Já quebrei muito a cabeça para resolver isto, e posso lhe garantir que o problema não é o roteador, pois na minha rede acontece tambem com Intelbrás e D-Link.
Este problema acontece quando o cliente navega usando um celular ou um tablet com android, fiz este teste em três clientes que estão com este problema. Desligo o roteador e ligo novamente, o cliente entra com o primeiro notebook e funciona tudo bem, entra com o segundo e tudo bem, entra com o smartfone e bagunça tudo. Fiz tambem o contrário, desliguei o roteador e liguei novamente, entrei primeiro com o smartfone e já de cara duplicou ip no servidor.

----------


## Róbson Germano

Colegas do Fórum.
Tenho rede cabeada (par trançado) e toda em bridge, quando um cliente conectada o cabo na interface LAN do roteador alguns clientes acaba pegando ip e ficando sem acesso.
Sobre o problema relatado no tópico tbm passei pelo mesmo, fui mais rigoroso e decidi não aceitar esse tipo de hadware na minha rede até pq foram casos isolados. Diferente do nosso amigo que teve o problema com outros fabricantes isso me preocupa muito, pois foi o que pensei como pior caso. Isso pq não encontrei a solução do mesmo.

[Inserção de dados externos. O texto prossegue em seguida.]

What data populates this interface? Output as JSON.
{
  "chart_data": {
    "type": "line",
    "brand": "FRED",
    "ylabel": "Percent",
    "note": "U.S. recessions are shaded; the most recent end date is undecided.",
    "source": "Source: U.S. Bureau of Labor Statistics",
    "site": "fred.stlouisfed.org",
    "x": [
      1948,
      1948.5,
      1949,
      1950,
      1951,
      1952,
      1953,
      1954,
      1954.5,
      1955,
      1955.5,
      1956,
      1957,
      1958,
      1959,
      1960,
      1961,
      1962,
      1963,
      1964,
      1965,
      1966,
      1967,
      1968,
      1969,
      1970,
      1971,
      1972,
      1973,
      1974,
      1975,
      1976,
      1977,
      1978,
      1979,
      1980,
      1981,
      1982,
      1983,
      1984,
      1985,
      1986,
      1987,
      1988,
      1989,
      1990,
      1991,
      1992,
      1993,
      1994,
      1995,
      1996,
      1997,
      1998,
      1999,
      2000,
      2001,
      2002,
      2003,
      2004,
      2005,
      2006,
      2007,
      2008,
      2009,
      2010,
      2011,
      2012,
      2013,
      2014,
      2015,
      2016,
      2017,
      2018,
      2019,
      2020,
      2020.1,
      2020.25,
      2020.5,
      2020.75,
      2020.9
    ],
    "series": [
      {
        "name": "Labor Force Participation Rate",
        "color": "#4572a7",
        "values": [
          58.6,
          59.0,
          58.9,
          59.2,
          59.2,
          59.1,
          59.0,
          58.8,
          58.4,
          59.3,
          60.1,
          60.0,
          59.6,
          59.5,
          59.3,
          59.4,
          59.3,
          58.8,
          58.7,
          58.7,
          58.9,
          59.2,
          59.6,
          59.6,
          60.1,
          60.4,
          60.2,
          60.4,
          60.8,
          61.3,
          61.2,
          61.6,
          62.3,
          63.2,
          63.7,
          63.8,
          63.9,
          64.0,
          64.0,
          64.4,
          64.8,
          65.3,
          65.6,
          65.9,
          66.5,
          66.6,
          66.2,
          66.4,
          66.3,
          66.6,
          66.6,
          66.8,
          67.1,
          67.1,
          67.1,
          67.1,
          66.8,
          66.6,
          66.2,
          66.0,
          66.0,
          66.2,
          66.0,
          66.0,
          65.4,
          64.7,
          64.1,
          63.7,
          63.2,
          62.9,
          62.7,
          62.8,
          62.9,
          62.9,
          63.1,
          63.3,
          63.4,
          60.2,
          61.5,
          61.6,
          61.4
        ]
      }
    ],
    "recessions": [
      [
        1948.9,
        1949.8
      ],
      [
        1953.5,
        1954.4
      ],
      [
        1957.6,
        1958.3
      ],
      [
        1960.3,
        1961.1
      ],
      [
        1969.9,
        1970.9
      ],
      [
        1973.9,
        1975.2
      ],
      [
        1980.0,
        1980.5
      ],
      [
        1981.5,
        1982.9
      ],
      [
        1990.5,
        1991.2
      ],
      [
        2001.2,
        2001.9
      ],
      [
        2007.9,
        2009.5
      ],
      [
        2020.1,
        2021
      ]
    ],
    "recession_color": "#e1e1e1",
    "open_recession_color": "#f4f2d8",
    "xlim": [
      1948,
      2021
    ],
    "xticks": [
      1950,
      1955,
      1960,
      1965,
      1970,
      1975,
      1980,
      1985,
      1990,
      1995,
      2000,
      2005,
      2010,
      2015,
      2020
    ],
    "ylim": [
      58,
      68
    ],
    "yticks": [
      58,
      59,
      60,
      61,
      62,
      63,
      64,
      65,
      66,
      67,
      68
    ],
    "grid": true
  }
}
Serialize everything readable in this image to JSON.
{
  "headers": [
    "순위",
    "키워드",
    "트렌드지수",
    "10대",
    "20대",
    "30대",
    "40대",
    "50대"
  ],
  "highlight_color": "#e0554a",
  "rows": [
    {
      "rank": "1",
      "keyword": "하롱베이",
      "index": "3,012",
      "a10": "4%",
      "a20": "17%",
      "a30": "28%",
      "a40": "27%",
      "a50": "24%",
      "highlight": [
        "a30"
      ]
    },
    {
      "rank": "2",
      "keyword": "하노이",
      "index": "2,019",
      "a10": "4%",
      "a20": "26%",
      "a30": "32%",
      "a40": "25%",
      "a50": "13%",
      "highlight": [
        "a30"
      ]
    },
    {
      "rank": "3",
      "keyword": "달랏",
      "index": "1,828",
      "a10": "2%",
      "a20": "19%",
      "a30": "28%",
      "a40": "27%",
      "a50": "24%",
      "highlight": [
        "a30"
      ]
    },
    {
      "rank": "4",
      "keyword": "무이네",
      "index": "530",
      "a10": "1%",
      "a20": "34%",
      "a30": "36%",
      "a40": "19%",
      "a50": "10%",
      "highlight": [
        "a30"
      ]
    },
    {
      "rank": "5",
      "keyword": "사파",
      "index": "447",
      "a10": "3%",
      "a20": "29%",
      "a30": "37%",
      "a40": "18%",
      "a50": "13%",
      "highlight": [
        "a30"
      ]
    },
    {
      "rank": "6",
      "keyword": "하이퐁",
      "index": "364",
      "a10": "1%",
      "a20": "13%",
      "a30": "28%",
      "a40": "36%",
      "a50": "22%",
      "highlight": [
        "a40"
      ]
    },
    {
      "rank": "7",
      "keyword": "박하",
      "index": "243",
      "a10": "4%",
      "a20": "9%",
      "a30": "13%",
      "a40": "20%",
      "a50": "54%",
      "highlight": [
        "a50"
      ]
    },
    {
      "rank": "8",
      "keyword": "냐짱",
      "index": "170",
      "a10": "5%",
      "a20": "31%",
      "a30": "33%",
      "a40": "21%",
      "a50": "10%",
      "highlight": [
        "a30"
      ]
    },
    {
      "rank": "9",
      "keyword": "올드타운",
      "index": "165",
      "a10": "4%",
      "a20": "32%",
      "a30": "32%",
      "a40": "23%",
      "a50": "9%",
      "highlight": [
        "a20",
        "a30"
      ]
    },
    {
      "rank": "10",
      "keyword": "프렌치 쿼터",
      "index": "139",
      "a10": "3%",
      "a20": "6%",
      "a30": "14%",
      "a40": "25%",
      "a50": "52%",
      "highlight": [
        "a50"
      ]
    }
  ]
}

Fica minha "contribuição".

----------


## naldo864

quando a rede esta em bridge acontece muito isto e so o cliente colocar um roteador na outra ponta pra te lascar .
o jeito e roteamento mesmo.

----------


## gylboy

amigo e so voce trocar o firmware dele. ele e da intelbras
*Roteador Wireless 150 Mbps GWR-100*

----------


## marconelopes

Modem é diferente de roteador, a porta WAN do modem é RJ11, e esta configurada para operadora de telefonia e não tem a opção de configuração. Sobram 4 portas RJ45 LAN, onde funcionam um serviço de dhcp, tando na Lan quanto wifi usam serviço de dhcp, o cabo de internet vai ser ligado na Lan, como a Lan é um servidor dhcp, ele vai gerar ips para toda rede, provocando um caos, por isso tem que desligar o servidor dhcp. Quando isso acontece os ips gerados não é do modem e sim do Gateway que vem o cabo de internet, se a autenticação for em hotspot só vai pegar um dispositivo no modem, se outro usuário for se conectar vai derrubar quem estiver logado só permitindo uma autenticação. No hotspot users profile, shared user, pode-se colocar a quantidade de host que quer se conectar, mas lembre-se para cada host é liberado um IP no gateway.
Se esse problema acontecer em um roteador, ele esta com defeito de software, reinstale o firmware ou troque o roteador.

----------